Recreational Mathematics

Answering a question on quora.com: Can I do math as a hobby?


Yes, by all means! While you may think that doing math means boring computations, nothing could be farther from the truth. There is a whole field called recreational mathematics—no, that is not an oxymoron. True, higher mathematics usually requires years of study just to be able to understand the questions. That is not the case in recreational mathematics.

Recreational mathematics are puzzles and games, pure and simple. They are fun and entertaining, but there are mathematical ideas, sometimes quite deep ones, behind them. The key criteria is approachability. Recreational mathematics problems are accessible. Like with any game, there are a few usually simple rules. Within the context of the rules there is a rich number of relationships and discoveries to be found. A lot of good puzzles are geometrical in nature: tangrams, origami, soma cubes, a Rubic’s cube—the list is long. There are logic puzzles, codes and cyphers, and cellular automata such as Conway’s Game of Life.
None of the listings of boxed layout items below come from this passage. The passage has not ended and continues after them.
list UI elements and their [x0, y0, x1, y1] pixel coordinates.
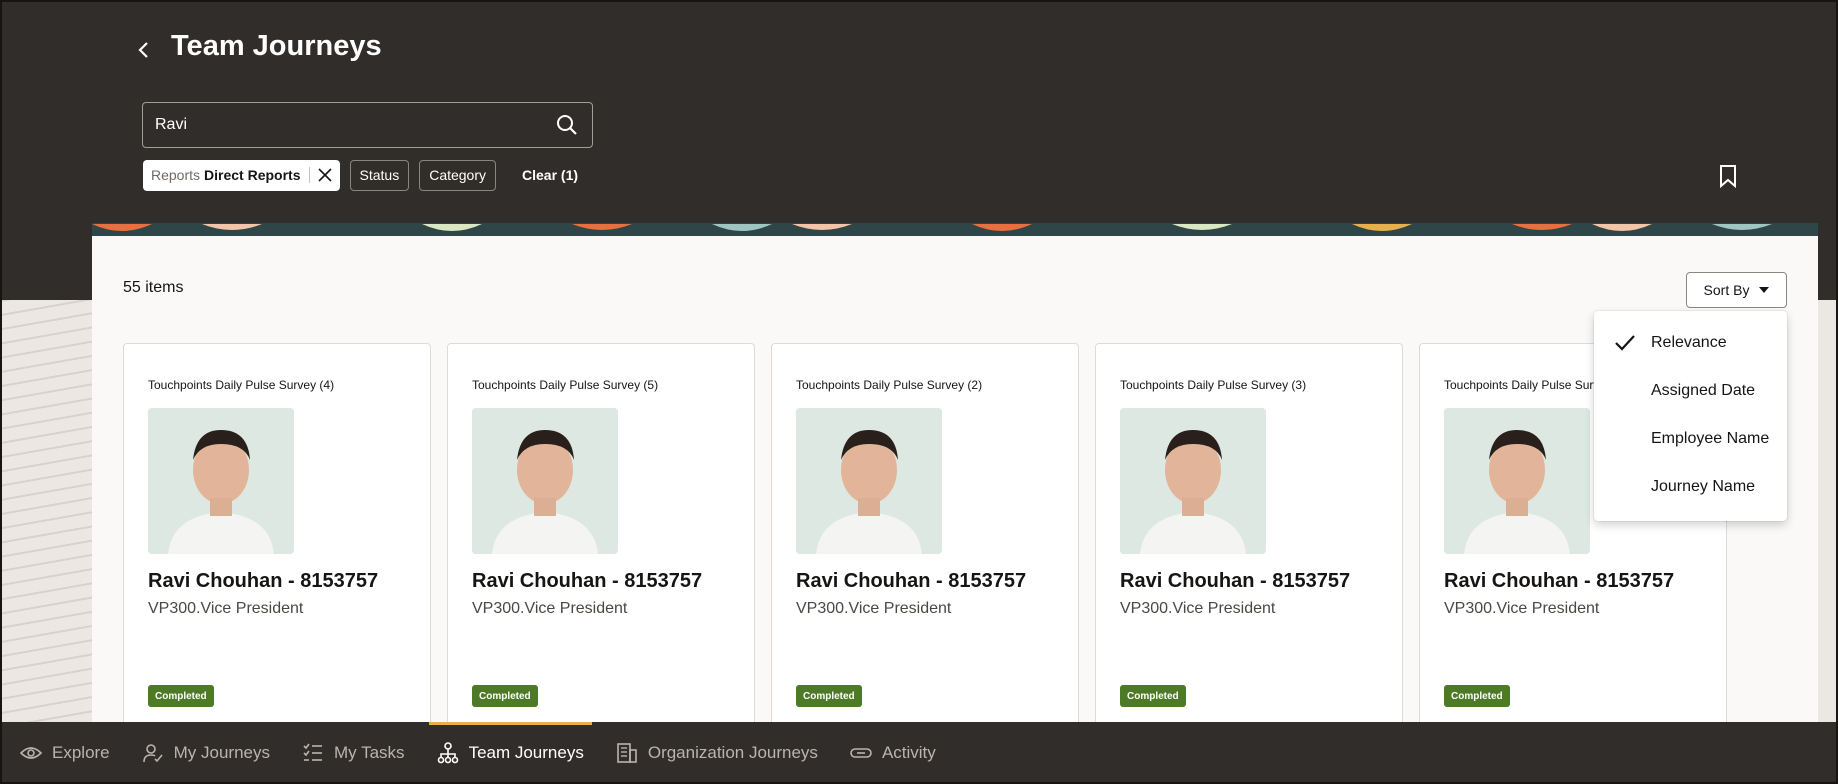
sort-option-label: Journey Name: [1651, 478, 1756, 495]
nav-label: My Journeys: [173, 743, 271, 762]
employee-name: Ravi Chouhan - 8153757: [472, 570, 703, 592]
bookmark-icon[interactable]: [1718, 164, 1740, 190]
nav-my-tasks[interactable]: My Tasks: [302, 722, 405, 784]
filter-chip-category[interactable]: Category: [419, 159, 497, 191]
person-check-icon: [142, 744, 163, 763]
sort-option-label: Relevance: [1651, 334, 1727, 351]
chip-divider: [308, 167, 310, 183]
employee-name: Ravi Chouhan - 8153757: [1444, 570, 1675, 592]
link-icon: [850, 748, 872, 758]
filter-chip-status[interactable]: Status: [349, 159, 410, 191]
employee-avatar: [472, 408, 618, 554]
building-icon: [617, 743, 637, 763]
nav-activity[interactable]: Activity: [850, 722, 936, 784]
checkmark-icon: [1615, 335, 1635, 351]
nav-label: My Tasks: [334, 743, 405, 762]
filter-bar: Reports Direct Reports Status Category C…: [143, 159, 578, 191]
nav-label: Team Journeys: [468, 743, 584, 762]
eye-icon: [20, 747, 42, 759]
banner-pattern-icon: [92, 224, 1818, 236]
journey-card[interactable]: Touchpoints Daily Pulse Survey (3) Ravi …: [1095, 343, 1403, 722]
employee-avatar: [1120, 408, 1266, 554]
filter-chip-label: Reports: [151, 167, 201, 183]
sort-option-assigned-date[interactable]: Assigned Date: [1594, 367, 1787, 415]
caret-down-icon: [1759, 287, 1770, 293]
sort-option-label: Assigned Date: [1651, 382, 1756, 399]
clear-filters-link[interactable]: Clear (1): [522, 167, 578, 183]
employee-avatar: [1444, 408, 1590, 554]
employee-role: VP300.Vice President: [148, 600, 304, 617]
status-badge: Completed: [472, 685, 538, 707]
back-button[interactable]: [128, 34, 160, 66]
employee-role: VP300.Vice President: [1444, 600, 1600, 617]
journey-title: Touchpoints Daily Pulse Survey (2): [796, 378, 983, 392]
employee-avatar: [796, 408, 942, 554]
filter-chip-value: Direct Reports: [204, 167, 301, 183]
sort-by-label: Sort By: [1703, 282, 1750, 298]
status-badge: Completed: [148, 685, 214, 707]
status-badge: Completed: [1120, 685, 1186, 707]
chevron-left-icon: [138, 42, 148, 58]
results-panel: 55 items Sort By Touchpoints Daily Pulse…: [92, 223, 1818, 722]
journey-card[interactable]: Touchpoints Daily Pulse Survey (4) Ravi …: [123, 343, 431, 722]
journey-card[interactable]: Touchpoints Daily Pulse Survey (5) Ravi …: [447, 343, 755, 722]
journey-title: Touchpoints Daily Pulse Survey (5): [472, 378, 659, 392]
search-box[interactable]: [142, 102, 593, 148]
checklist-icon: [303, 743, 323, 761]
employee-avatar: [148, 408, 294, 554]
close-icon[interactable]: [317, 168, 332, 182]
nav-label: Explore: [52, 743, 110, 762]
employee-name: Ravi Chouhan - 8153757: [796, 570, 1027, 592]
nav-my-journeys[interactable]: My Journeys: [142, 722, 270, 784]
bottom-navigation: Explore My Journeys My Tasks Team Journe…: [0, 722, 1838, 784]
search-icon[interactable]: [554, 112, 580, 138]
nav-team-journeys[interactable]: Team Journeys: [428, 722, 593, 784]
sort-dropdown-menu: Relevance Assigned Date Employee Name Jo…: [1594, 311, 1787, 521]
nav-label: Activity: [881, 743, 936, 762]
decorative-pattern-left: [0, 300, 92, 722]
nav-organization-journeys[interactable]: Organization Journeys: [616, 722, 818, 784]
employee-name: Ravi Chouhan - 8153757: [148, 570, 379, 592]
sort-option-employee-name[interactable]: Employee Name: [1594, 415, 1787, 463]
search-input[interactable]: [155, 116, 554, 134]
journey-card[interactable]: Touchpoints Daily Pulse Survey (2) Ravi …: [771, 343, 1079, 722]
decorative-pattern-right: [1818, 300, 1838, 722]
journey-title: Touchpoints Daily Pulse Survey (3): [1120, 378, 1307, 392]
page-title: Team Journeys: [171, 30, 382, 62]
employee-role: VP300.Vice President: [472, 600, 628, 617]
employee-role: VP300.Vice President: [796, 600, 952, 617]
sort-option-label: Employee Name: [1651, 430, 1770, 447]
org-chart-icon: [437, 742, 458, 764]
status-badge: Completed: [796, 685, 862, 707]
results-count: 55 items: [123, 279, 184, 296]
sort-option-journey-name[interactable]: Journey Name: [1594, 463, 1787, 511]
nav-explore[interactable]: Explore: [20, 722, 110, 784]
filter-chip-reports[interactable]: Reports Direct Reports: [143, 159, 340, 191]
nav-label: Organization Journeys: [647, 743, 818, 762]
employee-name: Ravi Chouhan - 8153757: [1120, 570, 1351, 592]
journey-title: Touchpoints Daily Pulse Survey (4): [148, 378, 335, 392]
decorative-banner: [92, 223, 1818, 236]
employee-role: VP300.Vice President: [1120, 600, 1276, 617]
sort-by-button[interactable]: Sort By: [1686, 272, 1787, 308]
status-badge: Completed: [1444, 685, 1510, 707]
sort-option-relevance[interactable]: Relevance: [1594, 319, 1787, 367]
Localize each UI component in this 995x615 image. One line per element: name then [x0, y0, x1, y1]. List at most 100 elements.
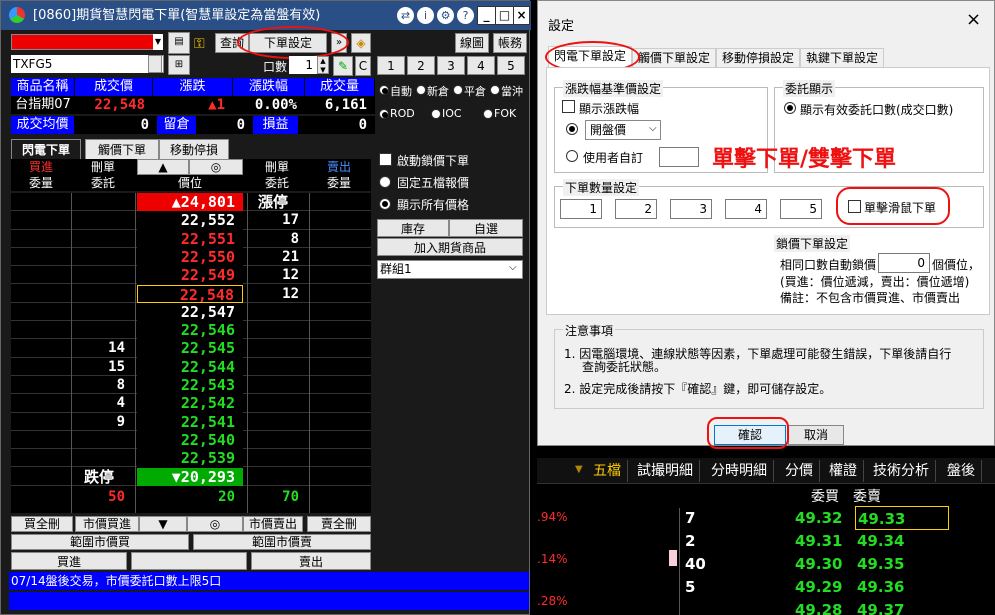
- center-price-button[interactable]: ◎: [189, 159, 243, 175]
- dialog-qty-4[interactable]: 4: [725, 199, 767, 219]
- dialog-qty-1[interactable]: 1: [560, 199, 602, 219]
- buy-button[interactable]: 買進: [11, 552, 127, 570]
- quote-tab-6[interactable]: 盤後: [941, 460, 982, 482]
- bottom-btn-0[interactable]: 買全刪: [11, 516, 73, 532]
- sell-button[interactable]: 賣出: [251, 552, 371, 570]
- account-dropdown-icon[interactable]: ▼: [153, 34, 163, 50]
- bottom-btn-5[interactable]: 賣全刪: [307, 516, 371, 532]
- edit-icon[interactable]: ✎: [333, 56, 353, 76]
- bottom-btn-2[interactable]: ▼: [139, 516, 187, 532]
- ladder-price[interactable]: 22,549: [137, 266, 243, 285]
- quote-bid[interactable]: 49.30: [795, 552, 842, 576]
- qty-preset-4[interactable]: 4: [467, 56, 495, 75]
- lock-icon[interactable]: ⊞: [168, 55, 190, 75]
- show-valid-radio[interactable]: [784, 102, 796, 114]
- cancel-button[interactable]: 取消: [788, 425, 844, 445]
- quote-tab-3[interactable]: 分價: [779, 460, 820, 482]
- qty-preset-2[interactable]: 2: [407, 56, 435, 75]
- dialog-qty-3[interactable]: 3: [670, 199, 712, 219]
- quote-tab-1[interactable]: 試撮明細: [631, 460, 700, 482]
- ladder-price[interactable]: 22,540: [137, 430, 243, 450]
- key-icon[interactable]: ⚿: [194, 36, 205, 52]
- dropdown-icon[interactable]: ▼: [575, 464, 583, 475]
- add-futures-button[interactable]: 加入期貨商品: [377, 238, 523, 256]
- quote-tab-4[interactable]: 權證: [823, 460, 864, 482]
- settings-icon[interactable]: ⚙: [437, 7, 454, 24]
- ladder-price[interactable]: 22,546: [137, 321, 243, 340]
- ladder-price[interactable]: 22,539: [137, 449, 243, 468]
- ladder-price[interactable]: 22,542: [137, 394, 243, 413]
- bottom-btn-1[interactable]: 市價買進: [75, 516, 139, 532]
- quote-ask[interactable]: 49.34: [855, 529, 949, 553]
- ladder-price[interactable]: 22,550: [137, 247, 243, 267]
- maximize-icon[interactable]: □: [495, 6, 514, 25]
- quote-tab-2[interactable]: 分時明細: [705, 460, 774, 482]
- option-radio-2[interactable]: [453, 85, 463, 95]
- show-change-checkbox[interactable]: [562, 100, 575, 113]
- account-select[interactable]: [11, 34, 163, 50]
- stock-button[interactable]: 庫存: [377, 219, 449, 237]
- watchlist-button[interactable]: 自選: [449, 219, 523, 237]
- ladder-sell-order[interactable]: 21: [247, 248, 307, 266]
- share-icon[interactable]: ⇄: [397, 7, 414, 24]
- tab-flash-order[interactable]: 閃電下單: [11, 139, 81, 159]
- ladder-price[interactable]: 22,547: [137, 302, 243, 322]
- chevron-down-icon[interactable]: ⌵: [509, 262, 517, 273]
- ladder-price[interactable]: 22,552: [137, 211, 243, 230]
- ladder-price[interactable]: 22,543: [137, 376, 243, 395]
- tif-radio-0[interactable]: [379, 109, 389, 119]
- option-radio-1[interactable]: [416, 85, 426, 95]
- lock-value-input[interactable]: 0: [878, 253, 930, 273]
- qty-preset-5[interactable]: 5: [497, 56, 525, 75]
- ladder-buy-order[interactable]: 8: [73, 376, 133, 394]
- ladder-buy-order[interactable]: 4: [73, 394, 133, 412]
- qty-stepper[interactable]: ▲ ▼: [317, 56, 329, 74]
- info-icon[interactable]: i: [417, 7, 434, 24]
- quote-tab-0[interactable]: 五檔: [587, 460, 628, 482]
- close-icon[interactable]: ×: [513, 6, 530, 25]
- ladder-price[interactable]: 22,541: [137, 412, 243, 431]
- ladder-sell-order[interactable]: 12: [247, 285, 307, 303]
- symbol-input[interactable]: TXFG5: [11, 55, 163, 73]
- scroll-up-button[interactable]: ▲: [137, 159, 189, 175]
- open-price-radio[interactable]: [566, 123, 578, 135]
- tab-trigger-order[interactable]: 觸價下單: [85, 139, 159, 159]
- minimize-icon[interactable]: _: [477, 6, 496, 25]
- tif-radio-2[interactable]: [483, 109, 493, 119]
- chevron-down-icon[interactable]: ⌵: [649, 123, 657, 134]
- diamond-icon[interactable]: ◈: [351, 33, 371, 53]
- enable-lock-checkbox[interactable]: [379, 153, 392, 166]
- close-icon[interactable]: ×: [966, 9, 981, 30]
- ladder-sell-order[interactable]: 12: [247, 266, 307, 284]
- ladder-buy-order[interactable]: 9: [73, 413, 133, 431]
- qty-input[interactable]: 1: [289, 56, 317, 74]
- quote-ask[interactable]: 49.33: [855, 506, 949, 530]
- ladder-buy-order[interactable]: 跌停: [73, 468, 133, 486]
- show-all-radio[interactable]: [379, 198, 391, 210]
- qty-preset-1[interactable]: 1: [377, 56, 405, 75]
- tab-trailing-stop[interactable]: 移動停損: [159, 139, 229, 159]
- fixed-five-radio[interactable]: [379, 176, 391, 188]
- qty-preset-3[interactable]: 3: [437, 56, 465, 75]
- line-chart-button[interactable]: 線圖: [455, 33, 489, 53]
- user-defined-input[interactable]: [659, 147, 699, 167]
- bottom-btn-4[interactable]: 市價賣出: [243, 516, 303, 532]
- user-defined-radio[interactable]: [566, 150, 578, 162]
- quote-ask[interactable]: 49.37: [855, 598, 949, 615]
- option-radio-3[interactable]: [490, 85, 500, 95]
- ladder-buy-order[interactable]: 14: [73, 339, 133, 357]
- tab-trailing-settings[interactable]: 移動停損設定: [716, 48, 800, 67]
- dialog-qty-2[interactable]: 2: [615, 199, 657, 219]
- search-icon[interactable]: [148, 55, 162, 73]
- tif-radio-1[interactable]: [431, 109, 441, 119]
- group-select[interactable]: 群組1: [377, 260, 523, 279]
- help-icon[interactable]: ?: [457, 7, 474, 24]
- quote-bid[interactable]: 49.32: [795, 506, 842, 530]
- quote-bid[interactable]: 49.28: [795, 598, 842, 615]
- tab-trigger-settings[interactable]: 觸價下單設定: [632, 48, 716, 67]
- clear-button[interactable]: C: [355, 56, 371, 76]
- quote-bid[interactable]: 49.29: [795, 575, 842, 599]
- range-market-buy-button[interactable]: 範圍市價買: [11, 534, 189, 550]
- account-button[interactable]: 帳務: [493, 33, 527, 53]
- ladder-sell-order[interactable]: 17: [247, 211, 307, 229]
A good place to start is with the writer Martin Gardner. Gardner wrote a monthly column on recreational mathematics for Scientific American for a number of years. His columns were collected in a number of books.

Yes, computations are boring, but they are just the tiniest piece of the fascinating field of mathematics. As a retired mathematics professor, I am naturally biased. However, it you take the time to look into it, I think you will find something fascinating to play with. Yes, recreation!